In response to yesterday’s post, a blog reader asked why regularly telling people that you are busy and/or tired is a gentle selfishness. Here are several reasons why it is very often an expression of lack of thought for others.

It implies that the person asking you is neither. When someone says, “Hey, how are you?” and your normal response is, “Busy” or “Tired” it implies that they aren’t, and that you are either unusually fruitful, in demand, and hardworking, or have a physical issue that makes you more frail and fatigued than the rest of us can be.

Pretty much everyone thinks they are busy or tired. The college student with a calendar full of coffee dates thinks she is busy. My three-year-old nephew thinks he’s too busy building forts to take a lunch break. The slothful person is convinced of their tiredness (Prov. 26:14). The man who works 40 hours feels busy until he meets the one working 80. Busyness and tiredness are both relative, and neither are novel to the human experience.

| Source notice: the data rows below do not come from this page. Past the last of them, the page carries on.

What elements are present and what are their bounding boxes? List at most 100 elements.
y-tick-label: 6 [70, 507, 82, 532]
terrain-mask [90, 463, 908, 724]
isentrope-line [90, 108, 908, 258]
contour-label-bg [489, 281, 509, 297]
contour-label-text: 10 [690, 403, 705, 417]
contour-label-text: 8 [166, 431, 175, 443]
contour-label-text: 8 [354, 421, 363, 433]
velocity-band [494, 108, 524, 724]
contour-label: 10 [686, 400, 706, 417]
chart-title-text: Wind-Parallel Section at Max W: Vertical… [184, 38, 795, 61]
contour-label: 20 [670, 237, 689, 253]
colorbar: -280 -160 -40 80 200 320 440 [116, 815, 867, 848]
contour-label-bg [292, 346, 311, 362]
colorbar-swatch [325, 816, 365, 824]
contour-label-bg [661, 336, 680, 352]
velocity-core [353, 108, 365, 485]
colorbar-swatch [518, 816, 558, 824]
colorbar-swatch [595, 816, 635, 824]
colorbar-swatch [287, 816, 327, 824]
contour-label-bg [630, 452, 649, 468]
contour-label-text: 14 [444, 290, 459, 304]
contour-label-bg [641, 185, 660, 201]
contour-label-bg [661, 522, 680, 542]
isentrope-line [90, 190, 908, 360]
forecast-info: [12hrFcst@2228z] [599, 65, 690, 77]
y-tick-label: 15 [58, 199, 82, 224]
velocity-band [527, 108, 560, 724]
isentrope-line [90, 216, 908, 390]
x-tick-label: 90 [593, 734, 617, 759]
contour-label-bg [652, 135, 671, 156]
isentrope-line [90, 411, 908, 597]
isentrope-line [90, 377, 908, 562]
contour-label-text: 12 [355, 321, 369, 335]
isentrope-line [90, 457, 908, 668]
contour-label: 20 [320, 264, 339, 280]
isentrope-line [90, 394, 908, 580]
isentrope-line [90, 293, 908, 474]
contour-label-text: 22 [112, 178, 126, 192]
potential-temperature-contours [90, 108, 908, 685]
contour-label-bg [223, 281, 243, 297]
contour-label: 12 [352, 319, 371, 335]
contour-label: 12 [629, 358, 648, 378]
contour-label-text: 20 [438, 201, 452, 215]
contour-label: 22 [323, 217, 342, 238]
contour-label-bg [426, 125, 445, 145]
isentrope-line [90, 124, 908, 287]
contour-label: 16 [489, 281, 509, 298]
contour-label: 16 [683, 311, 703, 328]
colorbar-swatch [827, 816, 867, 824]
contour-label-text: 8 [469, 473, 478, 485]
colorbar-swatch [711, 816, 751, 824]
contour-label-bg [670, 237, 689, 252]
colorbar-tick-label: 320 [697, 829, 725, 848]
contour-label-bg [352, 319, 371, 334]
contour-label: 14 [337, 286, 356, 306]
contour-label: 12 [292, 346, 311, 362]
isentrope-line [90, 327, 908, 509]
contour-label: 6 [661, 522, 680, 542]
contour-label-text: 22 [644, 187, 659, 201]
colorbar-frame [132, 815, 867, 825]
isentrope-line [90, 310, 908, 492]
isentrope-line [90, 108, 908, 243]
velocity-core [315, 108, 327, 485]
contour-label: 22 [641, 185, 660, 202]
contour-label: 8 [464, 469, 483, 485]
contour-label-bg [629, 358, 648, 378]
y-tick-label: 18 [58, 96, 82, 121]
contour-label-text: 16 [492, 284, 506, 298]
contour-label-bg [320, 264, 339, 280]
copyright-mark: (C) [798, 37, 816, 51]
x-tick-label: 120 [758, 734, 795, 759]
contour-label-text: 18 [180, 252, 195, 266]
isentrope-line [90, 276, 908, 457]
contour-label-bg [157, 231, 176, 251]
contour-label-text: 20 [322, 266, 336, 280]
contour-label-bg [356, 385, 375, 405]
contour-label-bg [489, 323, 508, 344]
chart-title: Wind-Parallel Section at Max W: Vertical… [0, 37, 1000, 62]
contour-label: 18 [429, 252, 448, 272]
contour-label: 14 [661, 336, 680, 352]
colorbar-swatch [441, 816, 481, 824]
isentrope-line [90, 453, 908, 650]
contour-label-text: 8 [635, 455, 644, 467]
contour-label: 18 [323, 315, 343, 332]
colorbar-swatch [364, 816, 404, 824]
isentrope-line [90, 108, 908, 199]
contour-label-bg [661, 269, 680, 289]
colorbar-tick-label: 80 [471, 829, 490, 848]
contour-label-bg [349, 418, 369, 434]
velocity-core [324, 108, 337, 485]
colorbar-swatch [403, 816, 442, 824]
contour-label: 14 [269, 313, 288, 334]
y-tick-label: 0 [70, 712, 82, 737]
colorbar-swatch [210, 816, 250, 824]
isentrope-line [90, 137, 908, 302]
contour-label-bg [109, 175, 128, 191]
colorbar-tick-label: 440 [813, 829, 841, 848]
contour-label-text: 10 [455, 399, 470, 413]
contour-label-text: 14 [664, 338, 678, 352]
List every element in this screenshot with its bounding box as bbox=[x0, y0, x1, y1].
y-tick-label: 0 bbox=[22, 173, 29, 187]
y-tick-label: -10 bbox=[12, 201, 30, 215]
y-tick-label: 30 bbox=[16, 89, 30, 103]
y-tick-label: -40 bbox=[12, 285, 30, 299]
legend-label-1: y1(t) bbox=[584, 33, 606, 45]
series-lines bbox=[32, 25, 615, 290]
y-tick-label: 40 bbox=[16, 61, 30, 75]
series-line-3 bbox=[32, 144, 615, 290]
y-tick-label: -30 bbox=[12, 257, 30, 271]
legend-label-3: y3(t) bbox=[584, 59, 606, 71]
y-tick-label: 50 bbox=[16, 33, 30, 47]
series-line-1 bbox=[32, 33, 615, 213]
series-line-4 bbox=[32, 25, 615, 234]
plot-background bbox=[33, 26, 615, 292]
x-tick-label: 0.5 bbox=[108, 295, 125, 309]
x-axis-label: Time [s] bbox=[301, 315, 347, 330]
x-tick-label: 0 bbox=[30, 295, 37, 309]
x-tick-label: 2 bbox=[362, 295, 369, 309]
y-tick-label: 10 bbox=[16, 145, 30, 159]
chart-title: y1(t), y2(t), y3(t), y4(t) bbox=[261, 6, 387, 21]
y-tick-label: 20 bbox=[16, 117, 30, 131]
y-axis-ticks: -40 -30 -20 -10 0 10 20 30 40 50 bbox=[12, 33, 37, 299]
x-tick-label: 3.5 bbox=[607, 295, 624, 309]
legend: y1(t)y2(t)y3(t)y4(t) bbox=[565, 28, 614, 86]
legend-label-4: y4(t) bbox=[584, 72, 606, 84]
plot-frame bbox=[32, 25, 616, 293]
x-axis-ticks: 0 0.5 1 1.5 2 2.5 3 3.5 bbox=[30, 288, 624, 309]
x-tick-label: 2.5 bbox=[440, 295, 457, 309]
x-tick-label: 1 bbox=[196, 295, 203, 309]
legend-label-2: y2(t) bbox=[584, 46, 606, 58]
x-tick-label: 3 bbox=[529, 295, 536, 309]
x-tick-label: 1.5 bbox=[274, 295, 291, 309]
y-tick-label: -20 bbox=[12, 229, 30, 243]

There’s not much someone else can do about it, but by telling them, you put a social burden on them to at least offer sympathy. I know a young mum with four kids under four, a two-bedroom apartment, and a husband who works long hours. A couple years ago, she decided never to say, “Tired” or “Busy” when asked how she was: “Anyone with half a brain realizes I’m tired and busy,” she says, “But nobody can really fix it. It will be like this for years. So what’s the point in telling people every Sunday?” Unless you are going to ask for prayer, counsel, or some sort of other help, it’s usually just complaining. It’s certainly not giving thanks in everything (1 Thess. 5:18).

“But that’s pride!” some people say. “It’s just pride and maybe dishonesty to not tell someone that you are busy and tired when they ask how you are.” It is if a) the person asking really wants to know the gory details of how you are and b) you have no other aspects to your personhood than a full schedule and sleep debt. But since you have a brain and a soul as well as a body, maybe you could respond with, “Well, I met a really interesting person yesterday,” or, “The kids have been helpful,” or even, “God has been kind to me this week.” That certainly takes the spotlight off of us, doesn’t it? Honesty and humility don’t demand that we trumpet our weariness or pressing timetable.

There are certain circumstances where it is not selfish to tell someone that you are tired or busy. If your husband comes home and asks what your day was like, it is appropriate to say “Busy,” if it was unusually so. Maybe a pastor says, “How are you really doing?” when you are going through something and he needs to know that you are not as involved at church because of busyness on the home front, or physical fatigue. There are times when it is appropriate. But most of the time, when we tell people we are tired and busy, it is merely a standard response that comes from constantly thinking about ourselves.

I am blessed to know some truly busy, tired people. Some of these folks (mostly men, but a couple women) put in 90 + hours of work per week, interact with thousands of people each year, cross time zones, fight insomnia and the chronic headaches and nausea that can come with that, and are super productive. Others have disabled children or elderly parents who require care 24/7. Some are pouring themselves out on the mission field. The irony is, the busiest, most fatigued people I know never say, “Tired” or “Busy” when asked how they’re doing, because they are also godly. They have put self to death to such an extent that when you ask them how they are doing, they almost inevitably say, “I am well. And how are you?”